The base price here is $34,505, and in this Trailhawk Elite 4×4, that means a very versatile all-wheel-drive system with Select-Terrain multiple drive modes–auto, snow, spot, sand/mud and rock–as well as blind spot and rear cross traffic monitoring, stat-stop tech, hill decent control, the off-road suspension, and a full array of safety and entertainment technology.

Here, they have added about another $9,000 in options–plus a $1,495 destination charge–for an Elite Package ($3,195) with all sorts of upgrades (e.g. ventilated and heated seats, heated steering wheel, premium speakers, remote start); a Technology Group ($1,595) with advanced brake control, lane departure warning, auto high beams, full speed forward collision warn, advanced cruise control, side distance warning and park assist; then a full tow group ($795); $500 for the engine here (a note in a moment); a ginormous sunroof ($1,595); and upgraded navigation and radio/media enhancements. Plus, those 17-inch wheels that go for $695.

So the bottom line here is $45,425, which is pretty aggressive pricing, but then every similar vehicle on the road these days has pretty aggressive pricing. 

I liked all of the goodies and this Trailhawk Cherokee is very luxurious, but what I liked most was the driving. This vehicle handled well in every situation, and it was very quiet while doing it. What was special is that the regular Trailhawk comes with a 3.2 liter V-6 with some 271 horsepower, but in my test drive model they put in a 2.0-liter 4 banger with a turbo, that goes at around 270 hp, and it was as smooth and powerful an engine as you could find.
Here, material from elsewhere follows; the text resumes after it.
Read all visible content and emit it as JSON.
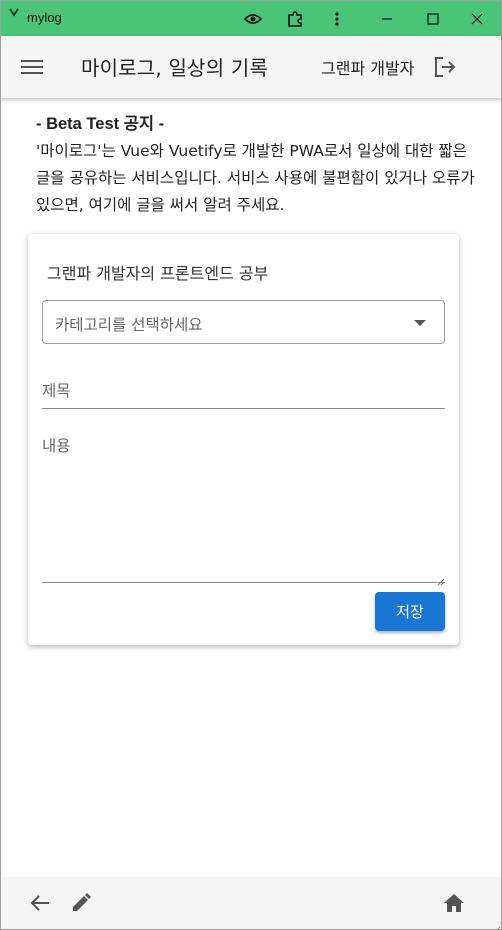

It carries a 9-speed automatic transmission that never seemed to lurch or bind, and I really thought it felt like a non-turbo package. I guess they did that to save some weight, but this vehicle felt plenty stable and heavy in any case.
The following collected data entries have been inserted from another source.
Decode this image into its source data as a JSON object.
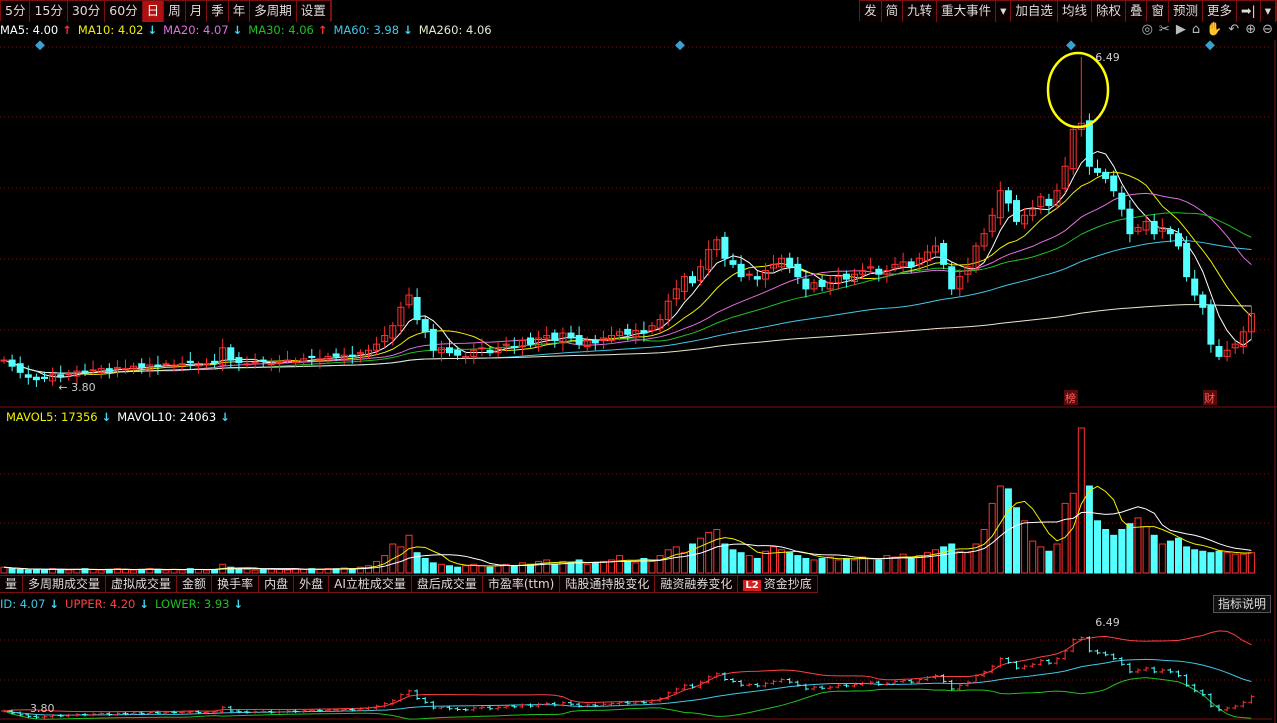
{
  "toolbar_left": [
    "5分",
    "15分",
    "30分",
    "60分",
    "日",
    "周",
    "月",
    "季",
    "年",
    "多周期",
    "设置"
  ],
  "toolbar_left_active": "日",
  "toolbar_right": [
    "发",
    "简",
    "九转",
    "重大事件",
    "▾",
    "加自选",
    "均线",
    "除权",
    "叠",
    "窗",
    "预测",
    "更多",
    "➡|",
    "▾"
  ],
  "chart_icons": [
    "eye-icon",
    "scissors-icon",
    "play-icon",
    "lock-icon",
    "hand-icon",
    "undo-icon",
    "zoom-in-icon",
    "zoom-out-icon"
  ],
  "chart_icon_glyphs": [
    "◎",
    "✂",
    "▶",
    "⌂",
    "✋",
    "↶",
    "⊕",
    "⊖"
  ],
  "ma_legend": [
    {
      "label": "MA5: 4.00",
      "arrow": "↑",
      "color": "#ffffff",
      "trend": "up"
    },
    {
      "label": "MA10: 4.02",
      "arrow": "↓",
      "color": "#f0f000",
      "trend": "down"
    },
    {
      "label": "MA20: 4.07",
      "arrow": "↓",
      "color": "#e070e0",
      "trend": "down"
    },
    {
      "label": "MA30: 4.06",
      "arrow": "↑",
      "color": "#20c020",
      "trend": "up"
    },
    {
      "label": "MA60: 3.98",
      "arrow": "↓",
      "color": "#40c8e8",
      "trend": "down"
    },
    {
      "label": "MA260: 4.06",
      "arrow": "",
      "color": "#e8e8d0",
      "trend": ""
    }
  ],
  "vol_legend": [
    {
      "label": "MAVOL5: 17356",
      "arrow": "↓",
      "color": "#f0f000"
    },
    {
      "label": "MAVOL10: 24063",
      "arrow": "↓",
      "color": "#ffffff"
    }
  ],
  "boll_legend": [
    {
      "label": "ID: 4.07",
      "arrow": "↓",
      "color": "#40c8e8"
    },
    {
      "label": "UPPER: 4.20",
      "arrow": "↓",
      "color": "#ff4040"
    },
    {
      "label": "LOWER: 3.93",
      "arrow": "↓",
      "color": "#20c020"
    }
  ],
  "indicator_tabs": [
    "量",
    "多周期成交量",
    "虚拟成交量",
    "金额",
    "换手率",
    "内盘",
    "外盘",
    "AI立桩成交量",
    "盘后成交量",
    "市盈率(ttm)",
    "陆股通持股变化",
    "融资融券变化",
    "资金抄底"
  ],
  "indicator_tab_badge": "L2",
  "explain_button": "指标说明",
  "markers": {
    "high_label": "6.49",
    "low_label": "3.80",
    "event_labels": [
      "榜",
      "财"
    ]
  },
  "colors": {
    "up": "#ff3030",
    "down": "#54ffff",
    "grid": "#7a1010",
    "highlight_circle": "#ffff00",
    "diamond": "#3aa0d0"
  },
  "chart_data": {
    "type": "candlestick",
    "price_high": 6.49,
    "price_low": 3.8,
    "close": [
      4.02,
      3.97,
      3.92,
      3.88,
      3.86,
      3.87,
      3.9,
      3.89,
      3.91,
      3.93,
      3.92,
      3.94,
      3.95,
      3.93,
      3.96,
      3.95,
      3.97,
      3.96,
      3.98,
      3.97,
      3.99,
      3.98,
      3.99,
      4.0,
      3.98,
      3.99,
      4.0,
      4.12,
      4.02,
      4.0,
      3.99,
      4.0,
      4.01,
      3.99,
      4.0,
      4.02,
      4.01,
      4.03,
      4.04,
      4.03,
      4.05,
      4.05,
      4.06,
      4.05,
      4.08,
      4.1,
      4.15,
      4.22,
      4.3,
      4.45,
      4.55,
      4.35,
      4.25,
      4.1,
      4.12,
      4.08,
      4.06,
      4.05,
      4.1,
      4.12,
      4.08,
      4.12,
      4.15,
      4.13,
      4.18,
      4.15,
      4.2,
      4.22,
      4.18,
      4.24,
      4.2,
      4.15,
      4.18,
      4.16,
      4.2,
      4.22,
      4.25,
      4.23,
      4.26,
      4.24,
      4.3,
      4.35,
      4.5,
      4.6,
      4.7,
      4.65,
      4.78,
      4.92,
      5.0,
      4.85,
      4.8,
      4.7,
      4.72,
      4.68,
      4.75,
      4.8,
      4.85,
      4.78,
      4.7,
      4.6,
      4.65,
      4.62,
      4.65,
      4.7,
      4.68,
      4.72,
      4.75,
      4.78,
      4.72,
      4.75,
      4.8,
      4.82,
      4.78,
      4.85,
      4.9,
      4.95,
      4.8,
      4.6,
      4.7,
      4.78,
      4.95,
      5.05,
      5.2,
      5.4,
      5.3,
      5.15,
      5.2,
      5.25,
      5.35,
      5.28,
      5.4,
      5.6,
      5.9,
      5.95,
      5.6,
      5.55,
      5.5,
      5.4,
      5.25,
      5.05,
      5.1,
      5.15,
      5.05,
      5.1,
      5.05,
      4.95,
      4.7,
      4.55,
      4.45,
      4.15,
      4.05,
      4.1,
      4.15,
      4.25,
      4.4
    ],
    "volume": [
      4000,
      3000,
      2500,
      2000,
      2500,
      2000,
      3000,
      2500,
      2000,
      2500,
      3000,
      2500,
      2000,
      2500,
      3000,
      2500,
      2000,
      2500,
      3000,
      2500,
      2000,
      2500,
      2000,
      3000,
      2500,
      2000,
      2500,
      6000,
      4000,
      3000,
      2500,
      2000,
      2500,
      3000,
      2500,
      2000,
      3000,
      2500,
      3000,
      2500,
      3000,
      3000,
      3500,
      3000,
      4000,
      5000,
      8000,
      12000,
      20000,
      18000,
      26000,
      14000,
      10000,
      7000,
      6000,
      5000,
      4000,
      5000,
      6000,
      5000,
      4000,
      5000,
      6000,
      5000,
      7000,
      6000,
      8000,
      9000,
      6000,
      8000,
      7000,
      9000,
      6000,
      7000,
      8000,
      9000,
      12000,
      8000,
      7000,
      10000,
      8000,
      12000,
      16000,
      18000,
      14000,
      20000,
      24000,
      28000,
      30000,
      20000,
      16000,
      14000,
      12000,
      10000,
      15000,
      18000,
      16000,
      14000,
      12000,
      10000,
      9000,
      10000,
      11000,
      9000,
      10000,
      9000,
      11000,
      10000,
      9000,
      12000,
      11000,
      13000,
      10000,
      12000,
      14000,
      16000,
      18000,
      20000,
      15000,
      14000,
      20000,
      30000,
      48000,
      60000,
      58000,
      45000,
      36000,
      22000,
      18000,
      15000,
      20000,
      48000,
      55000,
      100000,
      60000,
      36000,
      30000,
      26000,
      30000,
      34000,
      38000,
      32000,
      26000,
      20000,
      22000,
      24000,
      18000,
      16000,
      15000,
      14000,
      15000,
      14000,
      13000,
      13000,
      14000
    ]
  }
}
One of my favorite things about this Jeep, and even my own Compass, is that they don’t have a gas cap– a gas-capless system that self-seals when you pull the gas nozzle out, which makes it very easy to refuel. Also, I loved the huge sunroof, the automatic rear liftgate and all the cubby space for a smartphone with all the hookups was easy to use. Also, the climate control and radio/media systems were as easy to use as any I have encountered–non-distractive in any way.
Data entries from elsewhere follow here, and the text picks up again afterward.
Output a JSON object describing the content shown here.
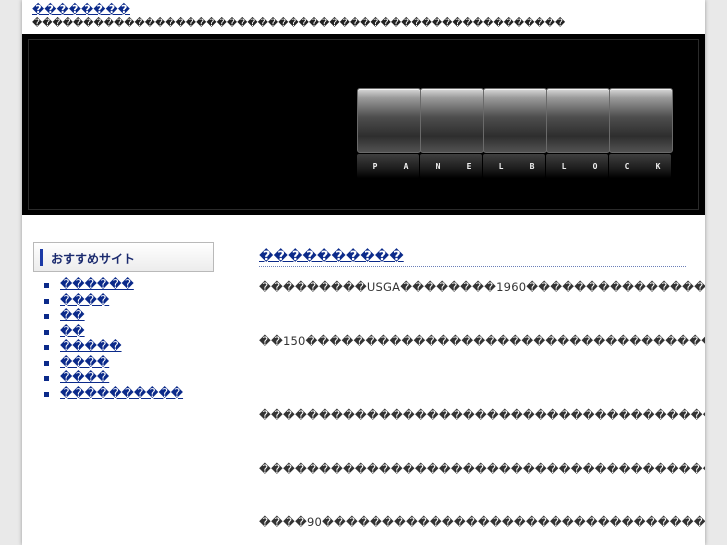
{
  "site": {
    "title": "��������",
    "description": "����������������������������������������������������"
  },
  "banner": {
    "logo_letters": [
      "P",
      "A",
      "N",
      "E",
      "L",
      "B",
      "L",
      "O",
      "C",
      "K"
    ]
  },
  "sidebar": {
    "heading": "おすすめサイト",
    "links": [
      "������",
      "����",
      "��",
      "��",
      "�����",
      "����",
      "����",
      "����������"
    ]
  },
  "main": {
    "title": "����������",
    "paragraphs": [
      "���������USGA��������1960�������������������������������������������������������������������������������������",
      "��150�������������������������������������������������������������������������������������������������������������������������������������������",
      "����������������������������������������������������������������������������",
      "���������������������������������������������������������������������������������",
      "����90��������������������������������������������������������������������������"
    ]
  }
}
This is a winning vehicle. Not too big, not too small, quite luxurious and just fun to drive. I will reiterate that the price initially took me aback, but then I concede that I feel that way on almost every vehicle these days. However, I know from experience that Jeeps go a long way, and this one will give years of service. So if you’re going to go big, go big, and the Cherokee Trailhawk has enough extra cache to make it worth it. With apologies to its larger brother, this Cherokee is a grand vehicle.